L’année suivante, ma mere me laissa entre les mains de
la sienne qui lui avoit pardonné d’abord qu’elle sut que
mon pere lui avoit promis de ne jamais la forcer à monter
sur le théatre. C’est une promesse que tous les comédiens
font aux filles des bourgeois qu’ils épousent, et qu’ils ne tiennent
jamais parcqu’elles ne se soucient pas de les sommer
de leur parole. Ma mere d’ailleurs fut fort heureuse d’avoir
appris à jouer la comedie, car étant restée veuve neuf ans après
avec six enfans, elle n’auroit pas eu le moyen de les elever.
J’avois donc un an quand mon pere me laissa à Venise pour aller jouer la comédie à Londres. Ce fut dans cette grande ville que ma mere monta sur le théatre pour la premiere fois, et ce fut là qu’elle accoucha l’année 1727 de mon frere François, celebre peintre de batailles qui vit à Vienne depuis l’an 1783, y exerçant son metier.

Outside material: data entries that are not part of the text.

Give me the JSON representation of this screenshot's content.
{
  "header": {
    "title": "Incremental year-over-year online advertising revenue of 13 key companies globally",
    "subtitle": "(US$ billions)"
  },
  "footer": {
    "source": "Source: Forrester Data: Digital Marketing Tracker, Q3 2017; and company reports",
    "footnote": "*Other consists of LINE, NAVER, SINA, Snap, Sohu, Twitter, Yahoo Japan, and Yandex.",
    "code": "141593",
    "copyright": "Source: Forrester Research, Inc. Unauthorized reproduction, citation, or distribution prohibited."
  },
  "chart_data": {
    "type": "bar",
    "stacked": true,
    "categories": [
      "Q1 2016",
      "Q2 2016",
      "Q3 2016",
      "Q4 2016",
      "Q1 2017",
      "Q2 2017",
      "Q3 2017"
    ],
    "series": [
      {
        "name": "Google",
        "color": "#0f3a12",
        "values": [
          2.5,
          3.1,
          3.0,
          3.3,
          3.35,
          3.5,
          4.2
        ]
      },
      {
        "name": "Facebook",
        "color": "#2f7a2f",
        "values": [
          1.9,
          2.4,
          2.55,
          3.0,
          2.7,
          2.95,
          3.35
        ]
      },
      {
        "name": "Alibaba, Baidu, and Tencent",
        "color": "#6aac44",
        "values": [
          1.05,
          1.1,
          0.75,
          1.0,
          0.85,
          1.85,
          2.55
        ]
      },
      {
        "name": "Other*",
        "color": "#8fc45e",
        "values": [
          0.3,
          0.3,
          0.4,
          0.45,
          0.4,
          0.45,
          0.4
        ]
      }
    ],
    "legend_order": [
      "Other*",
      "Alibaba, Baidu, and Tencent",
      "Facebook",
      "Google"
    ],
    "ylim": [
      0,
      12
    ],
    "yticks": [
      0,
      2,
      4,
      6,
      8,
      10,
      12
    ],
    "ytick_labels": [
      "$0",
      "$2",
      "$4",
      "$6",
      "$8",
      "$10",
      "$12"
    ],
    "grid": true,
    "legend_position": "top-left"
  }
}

Ma mere rétourna à Venise avec son mari vers la fin de l’an 1728, et puisqu’elle étoit devenue comédienne elle poursuivit à l’être. L’an 1730 elle accoucha de mon frere Jean, qui vit mourut à Dresde en vers la fin de l’an 1795 au service de l’electeur en qualité de directeur de l’academie de peinture. Dans les trois années suivantes, elle accoucha de deux filles, dont l’une mourut en bas age, et l’autre fut mariée à Dresde, où dans cette année 1798 elle vit encore. J’eus un autre frere né posthume, qui se fit pretre, et mourut à Rome il y a quinze ans.
Venons actuellement au commencement de mon existence en qualité d’être pensant. Au commencement d’Aoust de l’année 1733, l’organe de ma memoire se developpa. J’avois donc huit ans, et quatre mois. Je ne me souviens de rien qui puisse m’être arrivé avant cette epoque. Voici le fait.
J’etois debout au coin d’une chambre, courbé vers le mur, soutenant ma tete, et tenant les yeux fixés sur le sang, qui ruisseloit par terre sortant copieusement de mon nez.